Juger, c’est « se mettre à distance de la violence première tout d’abord, mais aussi de l’injustice potentielle de la réponse légale ».
Serait-il en mesure de saisir les bienfaits de cet effort selon lequel « juger, …c’est s’arracher à un jugement spontané pour se faire tiers à soi-même »(1).
Le magistrat, entièrement responsable des retombées sociales des sentences prononcées n’est, tout bonnement, qu’une résultante : tempérament et formation contribuent certes à dessiner une figure que la loi loge dans un palais et ses symboles. Mais la loi n’a d’autre sens que ses législateurs-parlementaires répercutent parce que, dans l’absolu, ils puisent la législation dans une relation à la représentation. Celle-ci renvoie à un rapport entre ses deux faces, du bas vers le haut, avec la sanction d’une responsabilité politique et électorale. De tout cela, bien sûr, il n’en est rien et les concepts procèdent d’une simple couverture de sorte que si le juge peut faire bon marché de la loi, c’est parce que le parlementaire, coopté sur des critères de fidélité supervisée par les services de police, a depuis longtemps consigné le rapport à la loi dans un sens qui, en aucun cas, ne puisse troubler le jeu des puissances dont il n’est qu’une émanation échangeable à souhait.

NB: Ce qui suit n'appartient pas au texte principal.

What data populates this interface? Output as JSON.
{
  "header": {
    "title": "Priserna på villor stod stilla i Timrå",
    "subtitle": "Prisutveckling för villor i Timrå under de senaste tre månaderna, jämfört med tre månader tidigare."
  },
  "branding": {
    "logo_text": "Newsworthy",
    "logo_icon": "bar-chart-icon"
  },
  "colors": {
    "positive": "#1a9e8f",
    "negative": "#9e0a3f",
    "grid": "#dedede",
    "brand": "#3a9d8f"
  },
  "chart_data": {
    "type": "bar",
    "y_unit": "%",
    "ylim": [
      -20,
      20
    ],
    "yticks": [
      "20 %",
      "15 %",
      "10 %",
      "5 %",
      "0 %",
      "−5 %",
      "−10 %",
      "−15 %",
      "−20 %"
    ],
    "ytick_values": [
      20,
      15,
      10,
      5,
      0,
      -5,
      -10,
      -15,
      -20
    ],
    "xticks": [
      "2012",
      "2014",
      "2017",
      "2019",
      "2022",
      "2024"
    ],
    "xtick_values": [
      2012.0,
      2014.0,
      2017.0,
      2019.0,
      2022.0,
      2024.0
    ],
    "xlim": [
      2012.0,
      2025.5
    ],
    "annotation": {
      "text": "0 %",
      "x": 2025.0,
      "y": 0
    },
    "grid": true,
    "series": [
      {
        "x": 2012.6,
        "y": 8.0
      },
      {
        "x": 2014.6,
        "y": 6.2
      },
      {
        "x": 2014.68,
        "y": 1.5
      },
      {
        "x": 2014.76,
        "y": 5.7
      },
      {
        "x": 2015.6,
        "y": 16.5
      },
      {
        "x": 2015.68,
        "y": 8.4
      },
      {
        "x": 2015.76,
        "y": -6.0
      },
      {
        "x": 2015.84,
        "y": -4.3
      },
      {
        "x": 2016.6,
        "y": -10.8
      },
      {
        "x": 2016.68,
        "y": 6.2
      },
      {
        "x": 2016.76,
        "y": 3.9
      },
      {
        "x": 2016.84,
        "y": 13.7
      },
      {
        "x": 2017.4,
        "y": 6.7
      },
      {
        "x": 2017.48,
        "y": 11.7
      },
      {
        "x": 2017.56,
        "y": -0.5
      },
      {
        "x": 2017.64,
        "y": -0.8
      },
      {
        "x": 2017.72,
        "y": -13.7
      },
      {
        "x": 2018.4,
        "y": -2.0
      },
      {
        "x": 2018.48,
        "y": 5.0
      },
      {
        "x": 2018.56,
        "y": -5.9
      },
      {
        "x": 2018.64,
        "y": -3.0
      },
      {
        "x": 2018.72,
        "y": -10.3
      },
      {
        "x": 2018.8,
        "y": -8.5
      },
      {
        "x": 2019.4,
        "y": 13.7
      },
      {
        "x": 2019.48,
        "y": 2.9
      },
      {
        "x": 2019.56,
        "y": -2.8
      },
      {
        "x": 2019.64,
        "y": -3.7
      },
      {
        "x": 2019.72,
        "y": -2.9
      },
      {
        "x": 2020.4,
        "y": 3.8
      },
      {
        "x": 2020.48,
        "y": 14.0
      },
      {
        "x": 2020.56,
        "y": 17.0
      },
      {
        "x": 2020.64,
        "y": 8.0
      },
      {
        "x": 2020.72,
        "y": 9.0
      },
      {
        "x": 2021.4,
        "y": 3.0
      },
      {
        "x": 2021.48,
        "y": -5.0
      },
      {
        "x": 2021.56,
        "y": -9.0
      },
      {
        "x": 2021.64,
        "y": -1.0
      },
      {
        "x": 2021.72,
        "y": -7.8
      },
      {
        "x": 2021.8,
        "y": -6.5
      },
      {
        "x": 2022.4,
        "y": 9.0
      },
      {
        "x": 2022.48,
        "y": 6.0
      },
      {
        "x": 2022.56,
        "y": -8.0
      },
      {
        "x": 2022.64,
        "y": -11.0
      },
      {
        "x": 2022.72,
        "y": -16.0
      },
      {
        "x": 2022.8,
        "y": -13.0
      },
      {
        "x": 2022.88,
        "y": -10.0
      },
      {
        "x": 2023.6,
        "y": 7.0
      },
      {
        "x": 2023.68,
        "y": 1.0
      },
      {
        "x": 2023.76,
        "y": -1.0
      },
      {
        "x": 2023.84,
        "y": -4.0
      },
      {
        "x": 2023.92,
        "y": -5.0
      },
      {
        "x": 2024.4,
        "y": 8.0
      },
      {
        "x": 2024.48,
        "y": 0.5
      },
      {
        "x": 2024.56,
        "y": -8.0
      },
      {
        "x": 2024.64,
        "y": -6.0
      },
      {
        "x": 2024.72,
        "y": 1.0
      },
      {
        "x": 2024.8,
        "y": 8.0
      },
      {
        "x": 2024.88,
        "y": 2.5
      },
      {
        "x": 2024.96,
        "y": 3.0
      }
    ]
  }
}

Que faire, alors, sinon se réapproprier la loi, la représentation, la justice et, avec elles, recomposer, reconstruire, une autre figure du juge.
Cela se fera d’abord par la volonté de savoir et de faire savoir qui est soumis à l’épreuve du jugement, comment juge-t-on, par quels juges et pour satisfaire à quelles exigences !
Le 22 juin 2009
NOTES
1 Antoine Garapon, Bien juger, Essai sur le rituel judiciaire, Paris, Odile Jacob, coll. Opus, p.304, à qui ces quelques observations doivent beaucoup.